Em Pedagogia da autonomia, a “rigorosidade metódica” está posta como
o primeiro saber necessário à prática educativa, antecedendo criticidade, ética
e estética, alegria e apreensão da realidade, entre outros. Pode-se ver nisso a
preocupação de Freire em indicar para os educadores que sua atividade está
investida de um compromisso ético-político que não pode ser dissociado do
testemunho de vida pessoal e da competência profissional. O adjetivo
“metódica” expressa a insistência de Freire no sentido de que o ensinar não se
esgota na abordagem de um conteúdo, mas se alonga na preocupação com as
condições de uma aprendizagem permanente. Sinaliza também o fato de que
se transformar em sujeito do processo de aprender exige disciplina, esforço e
permanente autovigilância com relação ao “pensar certo” e ao “ensinar
certo”. Em suas palavras: “Só, na verdade, quem pensa certo, mesmo que, às
vezes, pense errado, é quem pode ensinar a pensar certo. E uma das
condições necessárias a pensar certo é não estarmos demasiado certos de
nossas certezas” (FREIRE, 1996, p. 30).
O tipo de rigorosidade de Freire pode ser visto na forma como trata os
temas. Há uma aproximação amorosa do objeto a ser compreendido, de
vários ângulos, numa abordagem inter(trans)disciplinar. O compromisso não
é com determinada teoria a ser “comprovada”, mas com o desvelamento da
realidade que, por mais competente que seja o exercício, será sempre maior
que a capacidade de apreendê-la.

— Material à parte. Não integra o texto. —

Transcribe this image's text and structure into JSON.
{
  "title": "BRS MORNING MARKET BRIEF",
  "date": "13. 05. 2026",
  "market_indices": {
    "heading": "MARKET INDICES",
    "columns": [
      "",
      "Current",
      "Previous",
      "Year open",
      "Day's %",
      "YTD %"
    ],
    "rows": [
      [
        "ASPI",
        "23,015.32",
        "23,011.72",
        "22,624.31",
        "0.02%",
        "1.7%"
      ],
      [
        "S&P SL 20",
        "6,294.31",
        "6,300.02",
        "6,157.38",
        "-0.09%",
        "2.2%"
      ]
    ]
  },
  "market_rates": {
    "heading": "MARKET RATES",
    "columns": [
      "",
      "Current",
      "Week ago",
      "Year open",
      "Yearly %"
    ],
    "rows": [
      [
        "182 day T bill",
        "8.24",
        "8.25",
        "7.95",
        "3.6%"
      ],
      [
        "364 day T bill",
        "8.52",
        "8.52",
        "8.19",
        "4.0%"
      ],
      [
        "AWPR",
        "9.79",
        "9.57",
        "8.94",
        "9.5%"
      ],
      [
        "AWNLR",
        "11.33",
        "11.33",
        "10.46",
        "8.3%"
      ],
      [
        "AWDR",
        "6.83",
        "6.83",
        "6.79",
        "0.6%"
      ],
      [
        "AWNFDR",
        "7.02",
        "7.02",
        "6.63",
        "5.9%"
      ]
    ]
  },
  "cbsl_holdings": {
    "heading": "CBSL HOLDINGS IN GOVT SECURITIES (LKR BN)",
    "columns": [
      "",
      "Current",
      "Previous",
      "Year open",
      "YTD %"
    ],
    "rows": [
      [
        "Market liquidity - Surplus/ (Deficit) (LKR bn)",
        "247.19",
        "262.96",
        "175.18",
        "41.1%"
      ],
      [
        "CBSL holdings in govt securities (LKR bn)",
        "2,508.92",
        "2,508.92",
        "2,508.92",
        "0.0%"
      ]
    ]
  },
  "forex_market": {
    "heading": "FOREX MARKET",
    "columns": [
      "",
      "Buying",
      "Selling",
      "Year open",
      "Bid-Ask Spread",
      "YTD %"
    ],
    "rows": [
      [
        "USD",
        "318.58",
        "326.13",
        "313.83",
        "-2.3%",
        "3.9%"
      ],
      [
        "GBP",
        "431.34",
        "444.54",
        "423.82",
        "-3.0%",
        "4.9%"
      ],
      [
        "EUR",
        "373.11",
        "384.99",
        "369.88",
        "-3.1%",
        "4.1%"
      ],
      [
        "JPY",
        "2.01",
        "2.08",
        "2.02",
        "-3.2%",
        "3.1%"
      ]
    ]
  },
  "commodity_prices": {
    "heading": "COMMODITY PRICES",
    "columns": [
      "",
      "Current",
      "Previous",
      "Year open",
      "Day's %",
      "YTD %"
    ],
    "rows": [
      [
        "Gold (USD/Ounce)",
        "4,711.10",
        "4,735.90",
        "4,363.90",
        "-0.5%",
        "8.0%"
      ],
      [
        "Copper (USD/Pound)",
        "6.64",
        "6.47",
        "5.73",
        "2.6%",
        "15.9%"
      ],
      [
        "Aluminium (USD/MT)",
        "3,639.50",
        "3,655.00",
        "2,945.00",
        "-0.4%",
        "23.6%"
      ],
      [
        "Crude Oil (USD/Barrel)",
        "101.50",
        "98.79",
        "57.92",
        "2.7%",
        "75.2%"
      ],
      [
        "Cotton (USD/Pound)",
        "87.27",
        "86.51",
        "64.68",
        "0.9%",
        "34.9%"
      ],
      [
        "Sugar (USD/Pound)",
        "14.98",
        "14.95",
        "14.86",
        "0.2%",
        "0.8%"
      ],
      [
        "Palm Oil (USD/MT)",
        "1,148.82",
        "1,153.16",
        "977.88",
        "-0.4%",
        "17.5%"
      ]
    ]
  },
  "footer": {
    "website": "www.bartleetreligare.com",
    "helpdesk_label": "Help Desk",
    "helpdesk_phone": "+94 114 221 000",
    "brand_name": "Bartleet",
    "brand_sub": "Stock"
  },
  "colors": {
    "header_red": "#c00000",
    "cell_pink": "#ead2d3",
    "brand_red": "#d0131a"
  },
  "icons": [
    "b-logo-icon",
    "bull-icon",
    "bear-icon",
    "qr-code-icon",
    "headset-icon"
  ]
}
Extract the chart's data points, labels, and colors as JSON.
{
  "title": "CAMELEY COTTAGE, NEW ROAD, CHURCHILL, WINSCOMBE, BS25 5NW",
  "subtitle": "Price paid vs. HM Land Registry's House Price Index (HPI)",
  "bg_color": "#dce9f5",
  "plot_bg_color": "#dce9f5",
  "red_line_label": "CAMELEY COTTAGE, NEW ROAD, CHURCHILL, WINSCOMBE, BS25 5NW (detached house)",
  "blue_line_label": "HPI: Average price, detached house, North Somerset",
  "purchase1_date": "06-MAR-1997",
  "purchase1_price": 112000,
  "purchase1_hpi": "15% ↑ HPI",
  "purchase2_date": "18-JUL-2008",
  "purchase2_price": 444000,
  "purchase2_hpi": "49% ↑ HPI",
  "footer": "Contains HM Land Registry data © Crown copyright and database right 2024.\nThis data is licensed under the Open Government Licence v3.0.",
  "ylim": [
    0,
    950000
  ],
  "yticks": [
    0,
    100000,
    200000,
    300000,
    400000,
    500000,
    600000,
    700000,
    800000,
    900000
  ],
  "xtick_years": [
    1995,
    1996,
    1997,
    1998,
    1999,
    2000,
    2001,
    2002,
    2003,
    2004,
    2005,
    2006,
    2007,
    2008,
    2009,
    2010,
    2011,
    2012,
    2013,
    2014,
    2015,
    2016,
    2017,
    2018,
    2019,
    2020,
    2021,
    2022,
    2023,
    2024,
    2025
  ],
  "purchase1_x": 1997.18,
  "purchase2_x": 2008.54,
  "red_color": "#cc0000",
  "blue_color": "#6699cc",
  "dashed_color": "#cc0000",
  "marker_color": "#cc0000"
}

Há, na teoria freiriana, a libertação de uma
rigorosidade que transforma os meios em fim, tornando-se muitas vezes um
obstáculo para a compreensão da realidade (STRECK, 2001, p. 122). Essa
maneira de lidar com teoria e com autores, torna impossível enquadrar Freire
em determinada corrente de pensamento filosófico ou pedagógico. As notas
de rodapé de Pedagogia do oprimido talvez sejam o melhor exemplo de
como ele lida com as suas fontes: Marx aparece ao lado de um camponês e de
Che Guevara, Erich Fromm junto com Albert Memmi ou Franz Fanon, Karl
Jaspers ao lado de Hegel. Há o entendimento tácito de que a realidade é
complexa e que a rigorosidade consiste na utilização de todos os instrumentos
disponíveis para capacitar os sujeitos a mudá-la. Essas escolhas, no entanto,
também não são aleatórias. Elas estão fundadas em princípios éticos e em
opções políticas que têm como horizonte o ser mais.
Referências: FREIRE, Paulo. Pedagogia da autonomia: saberes necessários à prática educativa.
São Paulo: Paz e Terra, 1996; FREIRE, Paulo e SHOR, Ira. Medo e ousadia: o cotidiano do professor.